Kemudian, pada Januari 2025, lebih dari 30 persen responden mengaku mengalami penurunan pendapatan lebih dari 40 persen dibandingkan tahun sebelumnya. Dan, 56 persen responden memperkirakan penurunan pendapatan tahunan sebesar 10 hingga 30 persen.
Hasil survei lebih lanjut menunjukkan, 88 persen hotel memprediksi akan melakukan PHK untuk menekan biaya operasional, 58 persen menyatakan berisiko mengalami gagal bayar pinjaman ke bank, 48 persen mengkhawatirkan potensi penutupan hotel akibat defisit operasional.
Masih dari hasil survei tersebut, lebih dari 50 persen responden meyakini situasi ini dapat berlanjut setidaknya selama enam bulan ke depan. Bahkan, lebih lama.

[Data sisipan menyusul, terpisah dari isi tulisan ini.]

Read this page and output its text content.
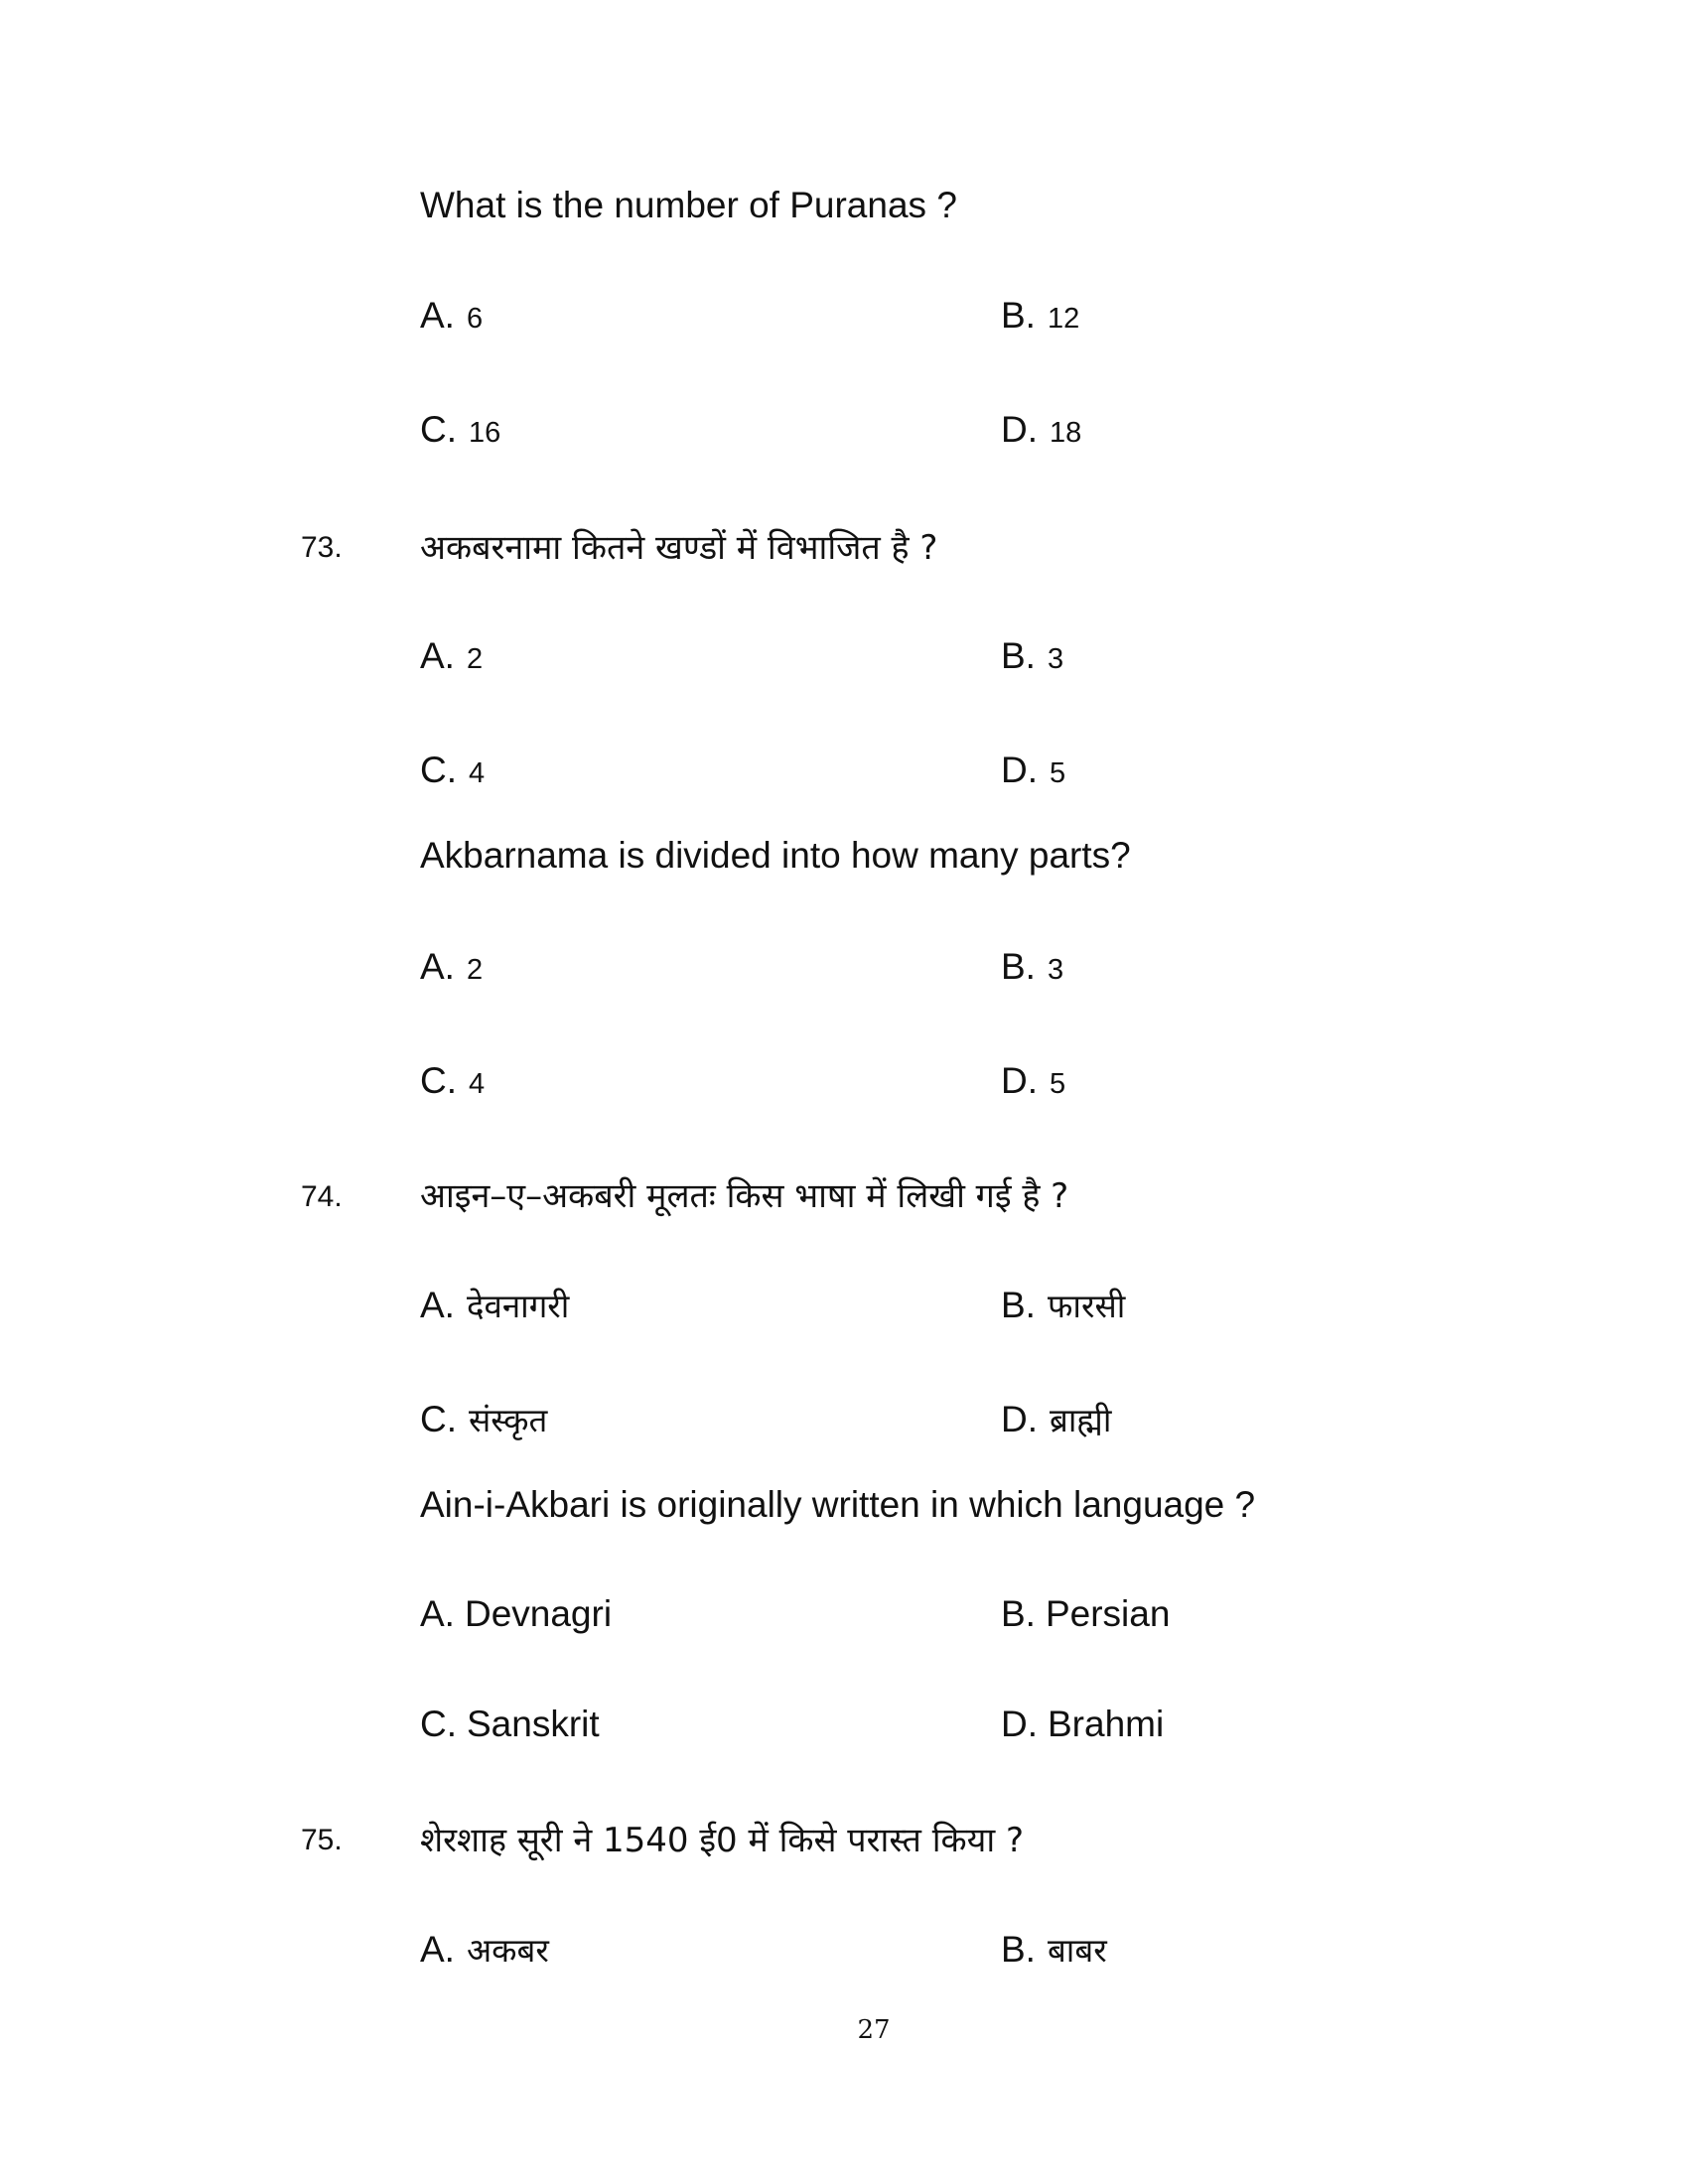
What is the number of Puranas ?
A. 6	B. 12
C. 16	D. 18
73. अकबरनामा कितने खण्डों में विभाजित है ?
A. 2	B. 3
C. 4	D. 5
Akbarnama is divided into how many parts?
A. 2	B. 3
C. 4	D. 5
74. आइन–ए–अकबरी मूलतः किस भाषा में लिखी गई है ?
A. देवनागरी	B. फारसी
C. संस्कृत	D. ब्राह्मी
Ain-i-Akbari is originally written in which language ?
A. Devnagri	B. Persian
C. Sanskrit	D. Brahmi
75. शेरशाह सूरी ने 1540 ई0 में किसे परास्त किया ?
A. अकबर	B. बाबर
27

Sementara itu, berdasarkan data Badan Pusat Statistik (BPS) Jatim, Tingkat Penghunian Kamar (TPK) atau okupansi hotel berbintang bulan Februari 2025 sebesar 47,80 persen. Capaian itu turun 0,03 persen dibandingkan Januari 2025 sebesar 47,83 persen.
Angka TPK ini berarti pada bulan Februari 2025 dari setiap 100 kamar yang disediakan oleh seluruh hotel berbintang di Jatim, setiap malamnya antara 47 hingga 48 kamar telah terjual.
Sedangkan TPK hotel non bintang bulan Februari 2025 sebesar 21,28 persen atau turun 0,68 poin dibandingkan Januari 2025 yang sebesar 21,96 persen.